Unterhaltende Elemente lieferten ein Platzkonzert des Posaunenchors Schwanau, Auftritte des Allmannsweierer Kindergartens und der Grundschule Schwanau. Die Schüler zeigten einen Rap zu Friedrich Schillers berühmtem »Lied von der Glocke«. Die Feierlichkeiten wurden bei sommerlichem Kaiserwetter mit dem Fassanstich von Ortsvorsteherin Ria Bühler eingeläutet: »Dieses Ereignis haben wir an die große Glocke gehängt. Wir wollen euch ein granatenmäßiges Fest bescheren.«
1200 Grad
Mittelpunkt des Geschehens bildete das Glockengießen selbst. Für die ausführende Société André Voegelé (Straßburg) stellte sich angesichts der Bedingungen manche Herausforderung. Die Fachleute hatten im Vorfeld die Form für die Glocke hergestellt, in Allmannsweier war der Schacht bereits ausgehoben worden. Doch in unter einem Meter Tiefe wurde, bedingt durch den Regen der Vortage, auf Grundwasser gestoßen. Daher musste rund um den Schacht eine Aufschüttung vorgenommen werden. »Wenn die Glocke ins Wasser geraten würde, wäre das absolut kontraproduktiv«, verdeutlichte Voegelé. Die Fachleute stellen Glocken noch nach alter Väter Sitte im Lehmformverfahren her. Eine Form wird in der Erde versenkt, mittels eines provisorischen Ofens die Bronzelegierung erhitzt und in Form gegossen. Temperaturen von 1200 Grad Celsius kamen zum Tragen. Die fertige Glocke soll 180 Kilogramm schwer und auf den Ton »Cis« (zweite Oktave) gestimmt werden. Sie wird zum einen das Logo des Jubiläumsjahrs und das Motto »Gott sei Dank« tragen. Den gesamten Tag über nahmen sich Mitarbeiter und André Voegelé viel Zeit, um neben den Arbeiten die vielen Fragen der Besucher zu beantworten.

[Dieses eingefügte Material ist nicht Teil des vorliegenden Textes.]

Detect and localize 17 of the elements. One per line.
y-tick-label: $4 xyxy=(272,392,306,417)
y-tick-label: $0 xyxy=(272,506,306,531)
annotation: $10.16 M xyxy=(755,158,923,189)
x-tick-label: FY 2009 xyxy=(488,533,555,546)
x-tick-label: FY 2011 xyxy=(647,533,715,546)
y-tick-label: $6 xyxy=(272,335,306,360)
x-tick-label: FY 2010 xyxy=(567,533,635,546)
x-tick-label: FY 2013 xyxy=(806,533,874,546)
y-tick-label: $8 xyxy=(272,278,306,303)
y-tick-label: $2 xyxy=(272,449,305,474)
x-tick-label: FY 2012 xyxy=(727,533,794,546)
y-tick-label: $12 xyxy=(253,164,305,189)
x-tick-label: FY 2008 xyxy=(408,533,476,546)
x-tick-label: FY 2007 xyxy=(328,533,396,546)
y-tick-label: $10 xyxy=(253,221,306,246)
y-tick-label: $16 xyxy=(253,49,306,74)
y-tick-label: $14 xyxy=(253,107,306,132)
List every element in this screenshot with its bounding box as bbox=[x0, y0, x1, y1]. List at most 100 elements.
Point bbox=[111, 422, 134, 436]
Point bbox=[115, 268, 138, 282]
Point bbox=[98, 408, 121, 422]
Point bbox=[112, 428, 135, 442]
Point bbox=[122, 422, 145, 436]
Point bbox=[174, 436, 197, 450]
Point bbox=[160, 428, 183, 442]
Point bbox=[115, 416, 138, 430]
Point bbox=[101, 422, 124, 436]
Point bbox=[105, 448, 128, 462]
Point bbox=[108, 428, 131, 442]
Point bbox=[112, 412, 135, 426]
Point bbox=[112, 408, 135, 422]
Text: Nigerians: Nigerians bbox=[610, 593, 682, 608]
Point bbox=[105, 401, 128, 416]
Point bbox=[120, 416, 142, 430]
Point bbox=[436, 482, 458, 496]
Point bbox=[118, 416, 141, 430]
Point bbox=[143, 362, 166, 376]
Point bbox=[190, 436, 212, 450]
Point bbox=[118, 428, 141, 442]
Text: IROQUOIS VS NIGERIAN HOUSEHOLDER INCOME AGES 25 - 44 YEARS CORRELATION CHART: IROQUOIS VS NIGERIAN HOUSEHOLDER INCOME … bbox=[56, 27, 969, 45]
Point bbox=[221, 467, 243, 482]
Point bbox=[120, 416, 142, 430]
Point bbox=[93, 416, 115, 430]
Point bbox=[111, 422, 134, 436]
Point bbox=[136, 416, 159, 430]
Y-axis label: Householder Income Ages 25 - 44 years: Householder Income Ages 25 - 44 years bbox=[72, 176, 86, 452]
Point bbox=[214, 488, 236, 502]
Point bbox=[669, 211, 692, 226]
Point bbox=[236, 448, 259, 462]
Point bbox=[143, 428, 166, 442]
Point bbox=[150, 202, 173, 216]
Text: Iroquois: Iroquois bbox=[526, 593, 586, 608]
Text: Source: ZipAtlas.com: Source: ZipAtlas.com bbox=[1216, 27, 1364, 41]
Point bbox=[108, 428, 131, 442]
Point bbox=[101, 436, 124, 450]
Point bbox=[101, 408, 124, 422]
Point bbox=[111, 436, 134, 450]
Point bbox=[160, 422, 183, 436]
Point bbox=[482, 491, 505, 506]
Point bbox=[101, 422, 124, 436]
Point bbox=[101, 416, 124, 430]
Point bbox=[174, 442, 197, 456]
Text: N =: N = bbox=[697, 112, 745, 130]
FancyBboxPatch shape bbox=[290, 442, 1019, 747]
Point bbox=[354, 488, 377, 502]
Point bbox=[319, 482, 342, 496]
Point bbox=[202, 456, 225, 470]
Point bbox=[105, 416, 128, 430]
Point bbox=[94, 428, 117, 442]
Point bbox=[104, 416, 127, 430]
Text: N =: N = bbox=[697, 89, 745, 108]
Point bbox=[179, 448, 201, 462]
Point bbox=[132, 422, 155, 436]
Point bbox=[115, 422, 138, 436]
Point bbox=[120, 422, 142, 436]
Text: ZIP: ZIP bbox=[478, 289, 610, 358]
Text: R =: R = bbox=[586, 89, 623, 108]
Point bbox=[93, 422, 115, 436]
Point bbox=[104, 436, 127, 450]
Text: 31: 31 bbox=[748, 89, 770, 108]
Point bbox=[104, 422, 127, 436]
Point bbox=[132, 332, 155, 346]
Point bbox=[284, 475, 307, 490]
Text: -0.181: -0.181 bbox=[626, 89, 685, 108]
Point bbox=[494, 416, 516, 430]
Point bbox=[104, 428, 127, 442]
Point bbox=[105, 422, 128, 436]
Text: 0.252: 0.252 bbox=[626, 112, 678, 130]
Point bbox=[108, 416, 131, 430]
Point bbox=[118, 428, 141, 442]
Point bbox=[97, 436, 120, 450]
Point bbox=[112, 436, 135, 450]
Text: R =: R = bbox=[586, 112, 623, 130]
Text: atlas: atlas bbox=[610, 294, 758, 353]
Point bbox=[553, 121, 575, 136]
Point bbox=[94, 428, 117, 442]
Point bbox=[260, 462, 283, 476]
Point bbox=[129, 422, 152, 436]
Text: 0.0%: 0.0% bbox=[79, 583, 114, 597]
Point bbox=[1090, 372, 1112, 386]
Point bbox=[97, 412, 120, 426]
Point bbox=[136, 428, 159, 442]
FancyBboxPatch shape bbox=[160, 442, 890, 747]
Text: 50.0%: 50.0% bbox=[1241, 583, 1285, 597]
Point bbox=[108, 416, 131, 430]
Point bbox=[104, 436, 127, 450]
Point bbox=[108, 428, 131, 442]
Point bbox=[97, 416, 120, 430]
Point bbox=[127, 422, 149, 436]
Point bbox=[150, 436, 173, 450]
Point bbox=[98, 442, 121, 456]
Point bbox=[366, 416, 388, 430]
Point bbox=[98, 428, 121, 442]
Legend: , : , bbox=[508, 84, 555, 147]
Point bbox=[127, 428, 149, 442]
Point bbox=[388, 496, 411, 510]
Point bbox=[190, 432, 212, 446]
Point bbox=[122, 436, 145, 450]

Bei Einbruch der Dämmerung strebte der Tag seinem Höhepunkt entgegen. Der Ofen wurde immer weiter erhitzt, Verunreinigungen aus dem heißen Metall entfernt. Ehe der eigentliche Guss begann, segnete das Pfarrer-Ehepaar Axel und Renate Malter den Gussvorgang. Ortsvorsteherin Bühler sprach von Ehrfurcht vor alter Handwerkskunst« und »Demut ob des hoffentlich gelingenden Gusses«. Die nach ersten Schätzungen zwischen 1500 und 2000 Besucher erlebten das spektakuläre Geschehen hautnah oder konnten die Bilder auf einer Videoleinwand verfolgen. Oberirdisch waren Rinnen gemauert worden, die das flüssige Metall zu den Gusslöchern der Glockenform leiteten. Im Ofen schmolz die Bronze, floss dann in die Glockenform. Der Vorgang erfolgte auf nachdrückliche Bitte Voegelés in absoluter Stille. Der gesamte Vorgange musste in wenigen Minuten abgeschlossen werden. »Das Metall kühlt rasend schnell ab, daher mussten wir schnell und präzise sein«, so Voegelé. Mit dem Ergebnis waren die Fachleute kurz nach 22 Uhr, zufrieden. »Der Guss ist gelungen«, verkündete André Voegelé unter aufbrandendem Applaus der Besucher. Jetzt bleibt nach dem Abkühlen abzuwarten, ob sich die Glocke tatsächlich so darstellt und klingt wie erhofft.
Info
Weiteres Programm
Fortgesetzt wird das Glockengießen heute, Samstag, 12 Uhr, mit dem Mittagessen. Ab 14 Uhr wird die Glocke ausgegraben, geputzt und gestimmt. Gegen 18 Uhr soll sie erstmals angeschlagen werden. Den Abschluss bildet morgen, Sonntag, 9 Uhr, der festliche Transport per Pferdefuhrwerk zur Kirche. In einem Festgottesdienst wird die Glocke geweiht, im Anschluss in den Turm hochgezogen. Gegen 19 Uhr ist dann erstmals das vierstimmige Kirchengeläut zu hören, begleitet von einem Sektempfang.